For pricing it’s necessary to contact MT. We inquired for the Cessna 182—$17,000—and the Mooney M20F—$15,000.
HARTZELL
Hartzell (www.hartzellprop.com) marketed its first composite prop—for the CASA-212 regional airliner—nearly 45 years ago. It was constructed using a prepreg layup system and was the first of what it refers to as its legacy props—and is still in production.
Construction of the prop starts by bonding a metal shank into a foam core. The core is covered with prepreg material laid up by hand—carbon fiber and/or Kevlar—and then the assembly is put into a press. Following the curing process, there are a number of operations, including bonding on a nickel-cobalt erosion shield. This creates what is referred to as a structural composite—a semi-monocoque, stressed shell structure.
ADVANCED COMPOSITE
In 2006, Hartzell developed its Advanced Structural Composite (ASC) II prop for the Cirrus SR22T. It uses a dry carbon fiber lay up rather than prepreg. A sock is pulled over the foam core and a vacuum-assisted resin transfer process pulls the resin through the dry fibers in the mold. It also allows molding in the items that must be added post-cure in the legacy props, such as the erosion shield. Once an ASC II prop comes out of the mold, all that remains to be done is remove the flashing and add the finish coatings—cutting production time and cost substantially.
AIRLINERS FIRST
Hartzell originally developed its composite propellers for the airline industry because it could afford the development costs and badly needed propellers that could be repaired at outstations after suffering the kind of damage that routinely occurs in high-usage operations, such as being hit by baggage carts.

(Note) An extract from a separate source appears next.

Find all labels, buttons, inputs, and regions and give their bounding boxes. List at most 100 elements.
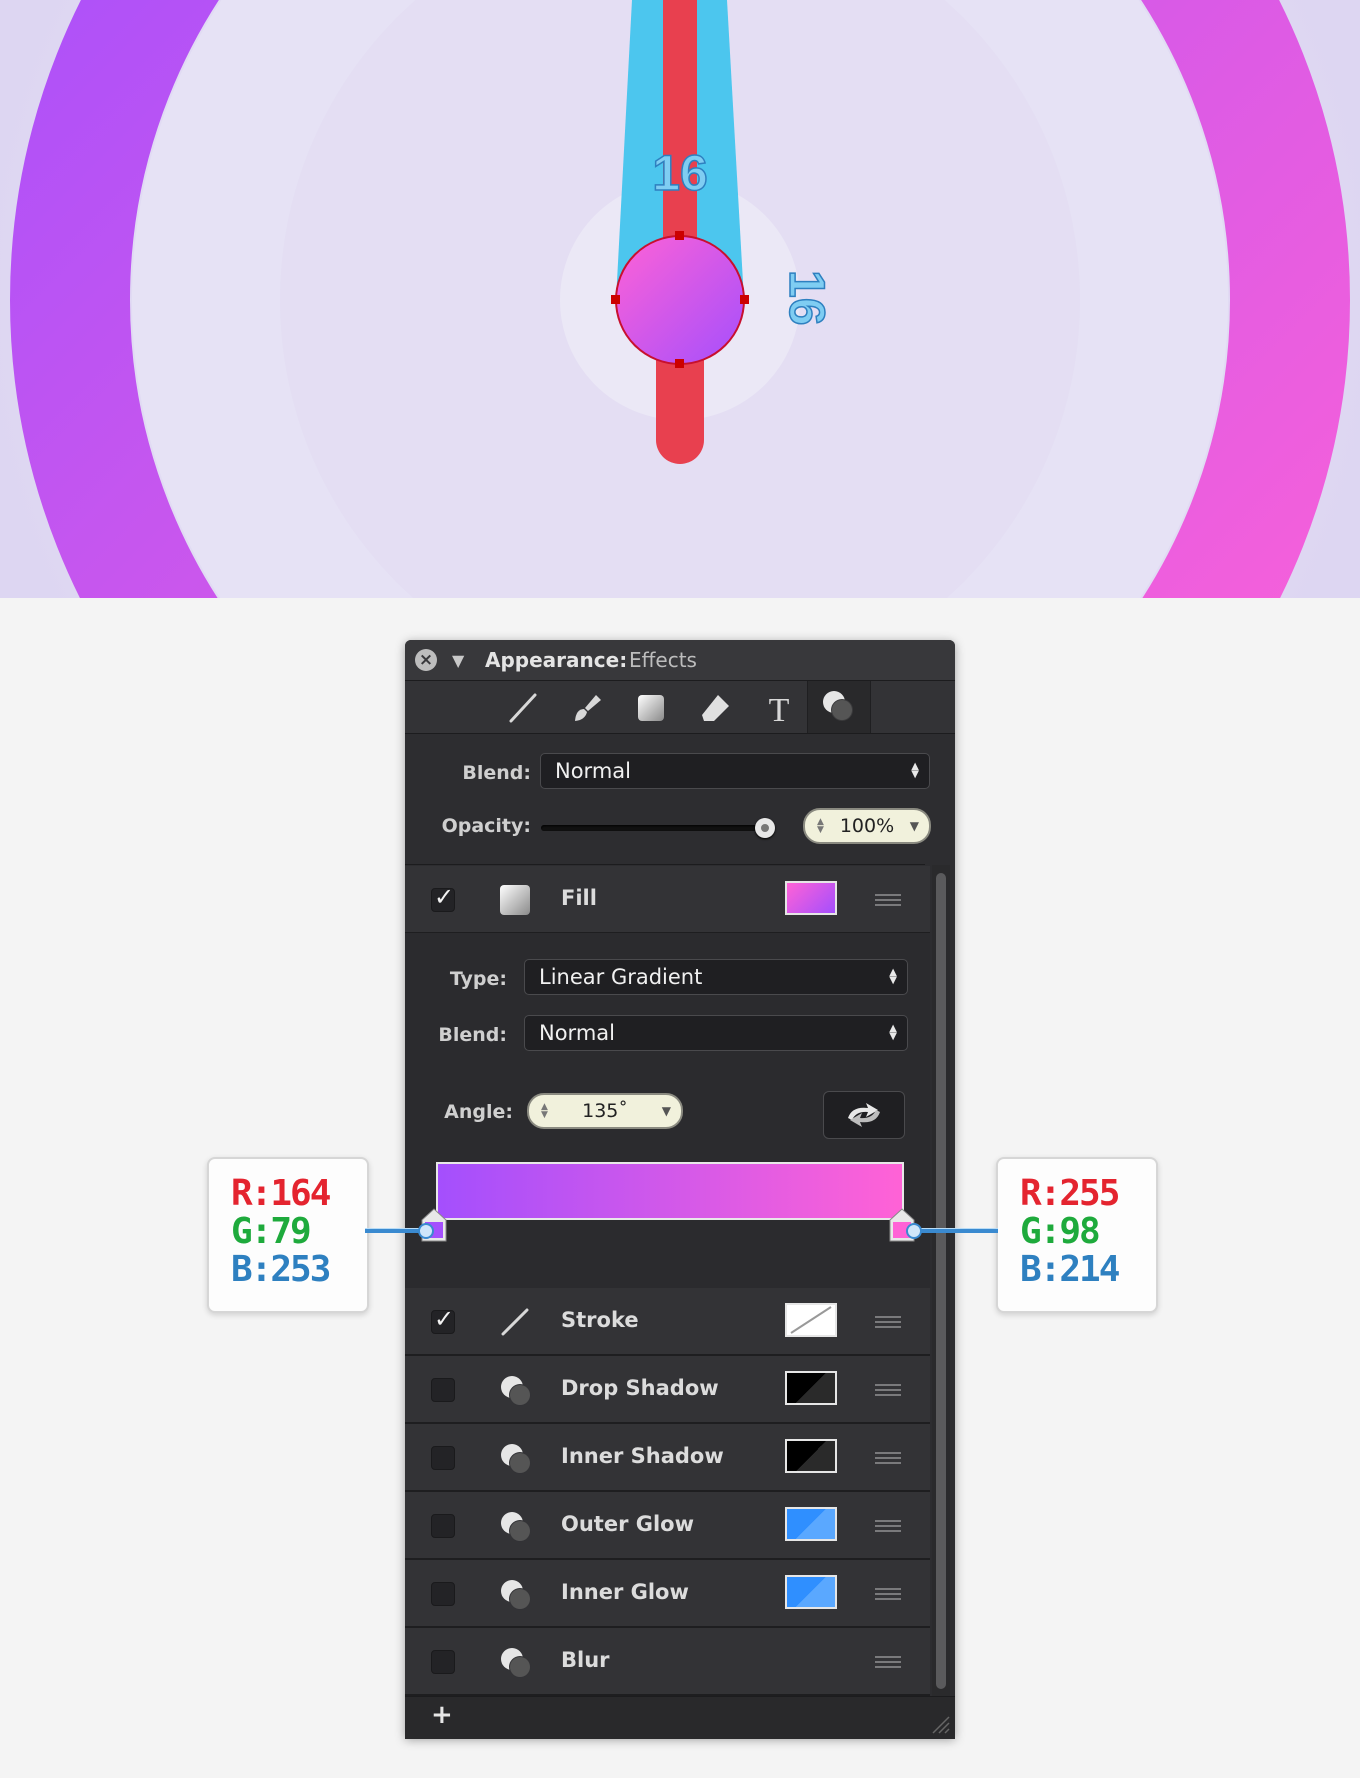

Pricing can be found on Hartzell’s website, although the search is not easy. We saw a price of $21,500 for a three-bladed composite prop for a Cessna 182. We recommend contacting Hartzell directly for pricing information as some installations may require additional equipment such as a new prop governor.

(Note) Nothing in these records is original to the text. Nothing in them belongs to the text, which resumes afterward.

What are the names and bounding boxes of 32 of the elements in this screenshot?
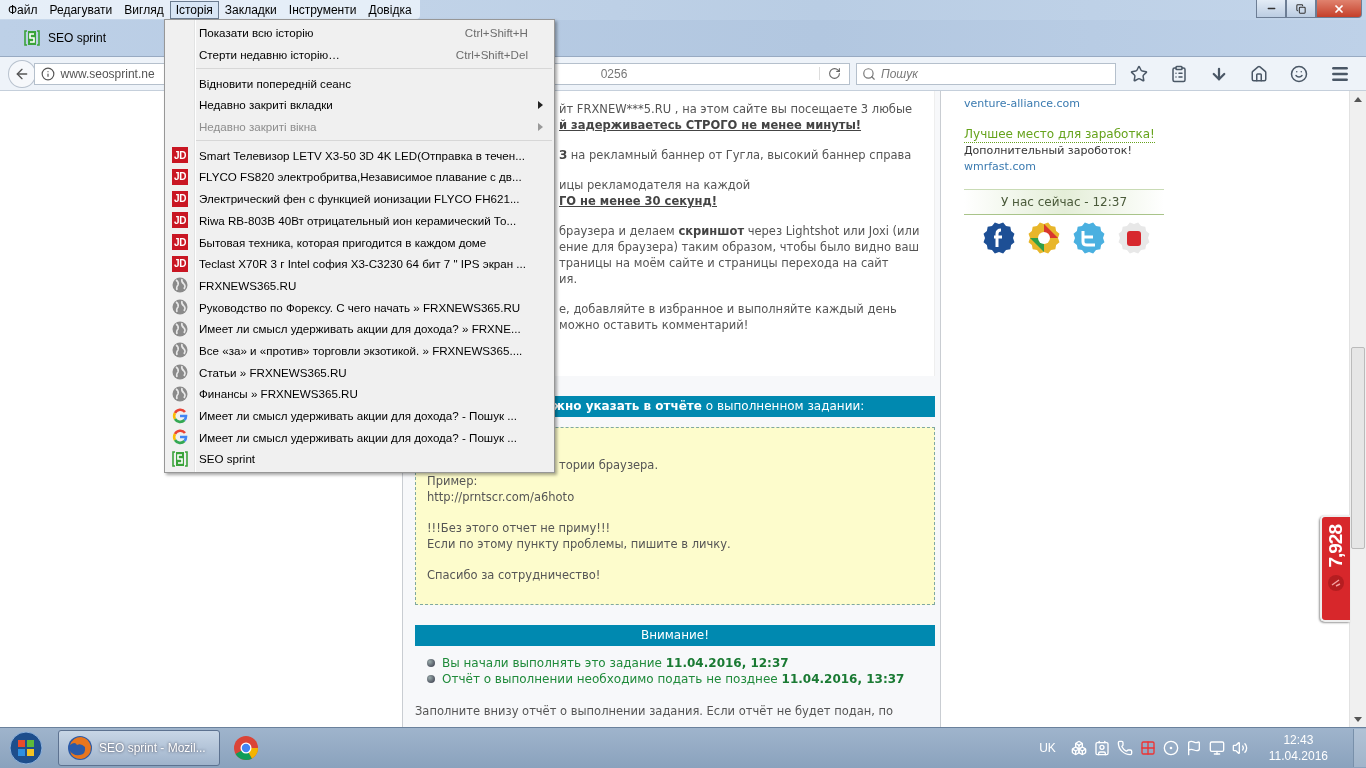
- notice-text: Вы начали выполнять это задание 11.04.2016, 12:37: [442, 656, 789, 670]
- task-text: траницы на моём сайте и страницы перехода на сайт: [559, 255, 889, 271]
- shop-badge-icon: JD: [172, 255, 188, 272]
- promo-text: Дополнительный зароботок!: [964, 143, 1132, 159]
- task-text: ГО не менее 30 секунд!: [559, 193, 717, 209]
- task-text: З на рекламный баннер от Гугла, высокий баннер справа: [559, 147, 912, 163]
- report-text: Если по этому пункту проблемы, пишите в личку.: [427, 536, 731, 552]
- task-text: е, добавляйте в избранное и выполняйте каждый день: [559, 301, 897, 317]
- shop-badge-icon: JD: [172, 212, 188, 229]
- task-text: можно оставить комментарий!: [559, 317, 749, 333]
- report-text: тории браузера.: [559, 457, 659, 473]
- counter-value: 7,928: [1325, 525, 1347, 568]
- notice-header: Внимание!: [415, 625, 935, 646]
- clock-header: У нас сейчас - 12:37: [964, 189, 1164, 215]
- report-text: Пример:: [427, 473, 478, 489]
- shop-badge-icon: JD: [172, 147, 188, 164]
- task-text: й задерживаетесь СТРОГО не менее минуты!: [559, 117, 862, 133]
- url-text: www.seosprint.ne: [60, 66, 155, 81]
- task-text: ицы рекламодателя на каждой: [559, 177, 751, 193]
- report-text: Спасибо за сотрудничество!: [427, 567, 601, 583]
- task-text: ия.: [559, 271, 578, 287]
- report-text: http://prntscr.com/a6hoto: [427, 489, 575, 505]
- shop-badge-icon: JD: [172, 190, 188, 207]
- shop-badge-icon: JD: [172, 234, 188, 251]
- notice-text: Отчёт о выполнении необходимо подать не позднее 11.04.2016, 13:37: [442, 672, 905, 686]
- shop-badge-icon: JD: [172, 168, 188, 185]
- url-text: 0256: [600, 66, 628, 81]
- task-text: ение для браузера) таким образом, чтобы было видно ваш: [559, 239, 920, 255]
- task-text: йт FRXNEW***5.RU , на этом сайте вы посещаете 3 любые: [559, 101, 913, 117]
- report-text: !!!Без этого отчет не приму!!!: [427, 520, 611, 536]
- task-text: браузера и делаем скриншот через Lightshot или Joxi (или: [559, 223, 920, 239]
- instruction-text: Заполните внизу отчёт о выполнении задания. Если отчёт не будет подан, по: [414, 703, 895, 719]
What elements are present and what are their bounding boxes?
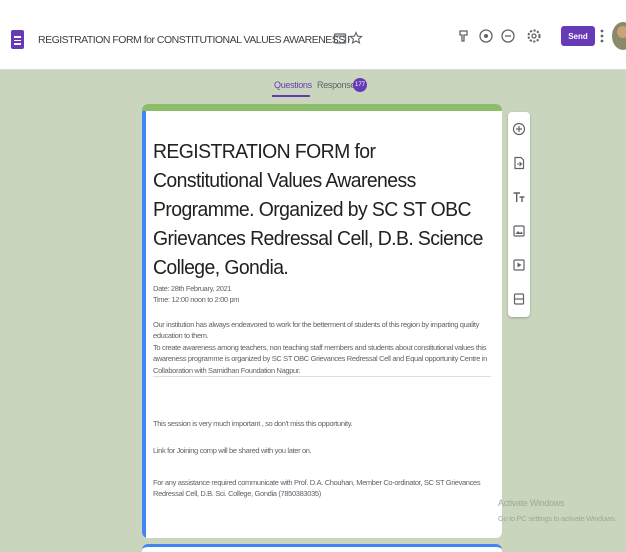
document-title[interactable]: REGISTRATION FORM for CONSTITUTIONAL VAL… — [38, 34, 350, 46]
form-description-para1: Our institution has always endeavored to… — [153, 320, 479, 341]
add-title-icon[interactable] — [512, 190, 526, 204]
more-vert-icon[interactable] — [598, 28, 606, 44]
floating-side-toolbar — [508, 112, 530, 317]
form-description-date[interactable]: Date: 28th February, 2021 Time: 12:00 no… — [153, 283, 498, 306]
focus-indicator-bar — [142, 111, 146, 538]
next-question-card[interactable] — [142, 544, 502, 552]
add-image-icon[interactable] — [512, 224, 526, 238]
card-header-color-bar — [142, 104, 502, 111]
responses-count-badge: 177 — [353, 78, 367, 92]
google-forms-logo-icon[interactable] — [11, 30, 24, 49]
add-section-icon[interactable] — [512, 292, 526, 306]
folder-icon[interactable] — [333, 31, 347, 45]
form-description-para2: To create awareness among teachers, non … — [153, 343, 487, 375]
activate-windows-watermark: Activate Windows — [498, 498, 565, 508]
form-header-card[interactable]: REGISTRATION FORM for Constitutional Val… — [142, 104, 502, 538]
form-description-para4: Link for Joining comp will be shared wit… — [153, 446, 312, 455]
import-questions-icon[interactable] — [512, 156, 526, 170]
send-button[interactable]: Send — [561, 26, 595, 46]
active-tab-indicator — [272, 95, 310, 97]
customize-theme-icon[interactable] — [456, 28, 472, 44]
settings-icon[interactable] — [526, 28, 542, 44]
form-description-para5: For any assistance required communicate … — [153, 478, 481, 499]
add-video-icon[interactable] — [512, 258, 526, 272]
time-line: Time: 12:00 noon to 2:00 pm — [153, 295, 240, 305]
preview-eye-icon[interactable] — [478, 28, 494, 44]
form-description-para3: This session is very much important , so… — [153, 419, 353, 428]
undo-icon[interactable] — [500, 28, 516, 44]
star-icon[interactable] — [349, 31, 363, 45]
add-question-icon[interactable] — [512, 122, 526, 136]
top-bar: REGISTRATION FORM for CONSTITUTIONAL VAL… — [0, 0, 626, 97]
form-title[interactable]: REGISTRATION FORM for Constitutional Val… — [153, 138, 488, 283]
activate-windows-hint: Go to PC settings to activate Windows. — [498, 514, 617, 523]
tab-questions[interactable]: Questions — [274, 80, 312, 90]
title-divider — [153, 376, 491, 377]
avatar[interactable] — [612, 22, 626, 50]
date-line: Date: 28th February, 2021 — [153, 284, 232, 293]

Hartzell is also aggressively obtaining STCs and has done so for a large percentage of current and legacy general aviation piston and turboprop airplanes.
MCCAULEY
McCauley (www.mccauley.txtav.com) has long been known for its aluminum propellers. It dipped a toe into the composite world with a propeller for the Cessna Skycatcher. In 2015 it received FAA certification for a three-blade composite prop targeted at piston-engine airplanes up to 350 HP; however, the company never seemed to push the prop into the market and it is no longer even mentioned on its website.
With its current focus on a five-blade composite prop for the Beechcraft Denali turboprop twin, we’re watching to see whether McCauley is going to remain in the piston-engine airplane composite world.
CONCLUSION
While composite replacement props are more expensive than aluminum OEM equipment, we are of the opinion that the increased performance, lower weight, long life, ease of maintenance, reduced vibration, better ground clearance, reduced engine stress and reduced noise level make them extremely attractive, especially for someone facing the need to replace an existing propeller.